Danny: Oh ya, it’s funny because the guys I made the record with in Belize, I often think, if they heard my next record they’d be like “What the hell? Is this the same guy?” The sounds of Belize to Russian classical music. (laughs)
Mb: Well the question begs, what do your fans think when you make a leap like that? What happens to fans that discover you as a folk artist and then buy a Russian symphony CD?
Danny: Ya, I think the Russian symphony scared a lot of people, but whatever. I’ll be back with a normal record to remind them.
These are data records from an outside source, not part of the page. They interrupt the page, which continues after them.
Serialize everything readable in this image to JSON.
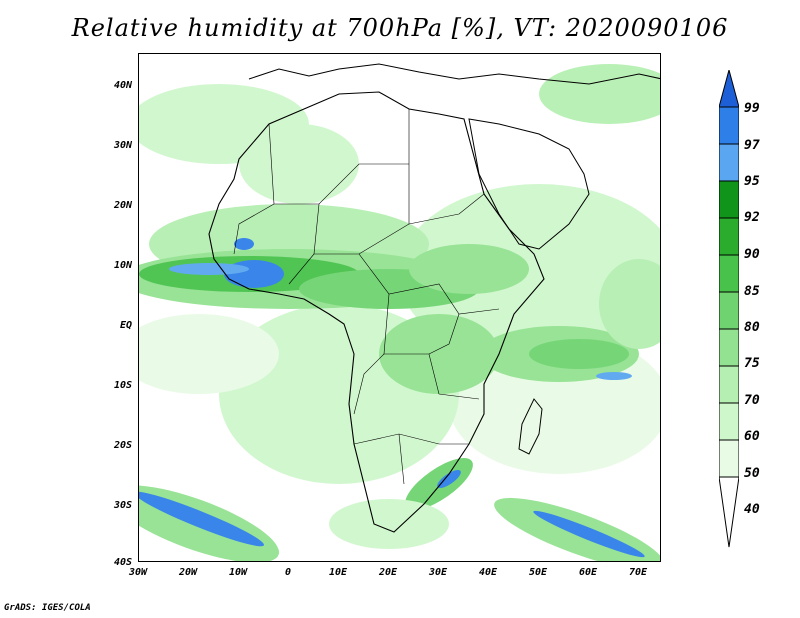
{
  "title": "Relative humidity at 700hPa [%], VT: 2020090106",
  "credit": "GrADS: IGES/COLA",
  "y_ticks": [
    "40N",
    "30N",
    "20N",
    "10N",
    "EQ",
    "10S",
    "20S",
    "30S",
    "40S"
  ],
  "x_ticks": [
    "30W",
    "20W",
    "10W",
    "0",
    "10E",
    "20E",
    "30E",
    "40E",
    "50E",
    "60E",
    "70E"
  ],
  "colorbar": {
    "levels": [
      "99",
      "97",
      "95",
      "92",
      "90",
      "85",
      "80",
      "75",
      "70",
      "60",
      "50",
      "40"
    ],
    "colors": [
      "#1c5fd6",
      "#2f7fe8",
      "#5aa6f0",
      "#10941a",
      "#2bac2d",
      "#48c24a",
      "#6fd470",
      "#93e291",
      "#b5efb2",
      "#cff7cc",
      "#e8fbe5",
      "#ffffff"
    ]
  },
  "map": {
    "extent": {
      "lon": [
        -30,
        75
      ],
      "lat": [
        -40,
        45
      ]
    },
    "variable": "Relative humidity at 700hPa",
    "units": "%"
  }
}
But I would like to think that my fans… I have fans that have been with me for years and years and many records, so I think that they are the kind of people that have the adventurous spirit and an open mind to music to follow me on my crazy adventures. If they don’t like one record as much as another one that’s fine. My favourite artists put out records that I love, and a few records I don’t like. I still follow them and still like them. It’s part of being a fan.
Mb: It’s like Bowie releasing Low and it being panned and in the end becomes one of the most iconic recordings.
Danny: When I think back, when he put out Low and Heroes, I couldn’t believe a record label let him do that! I can’t believe someone paid for that! (laughs) Half of side two doesn’t even have any singing on it. I wonder how many records that sold? I bet by standards it wasn’t a successful record. So he puts out Low and 5 years later releases Let’s Dance and he’s selling more records than anyone in the world. I grew up being a huge Bowie fan and what he taught me was to just go for it. Take chances, make weird records… I love that he made records that were just insanely weird and different. I didn’t like Young Americans that much, but I thought “Whatever, there will be something cool again.” I remember when Let’s Dance came out, I was furious. I cashed in my membership card and I was done. Bowie was dead to me. To me it was a massive sellout. Now I listen to that record and think “That’s a great record!” (laughs)
Mb: Speaking of fan base, you’ve obviously built one up here in Peterborough, over the years.
Danny: I love playing Peterborough. I’ve never had any gigantic shows there, but they’ve always been charming. They’ve always been great. I love Peterborough, I wish I could be there more. I’m looking forward to returning.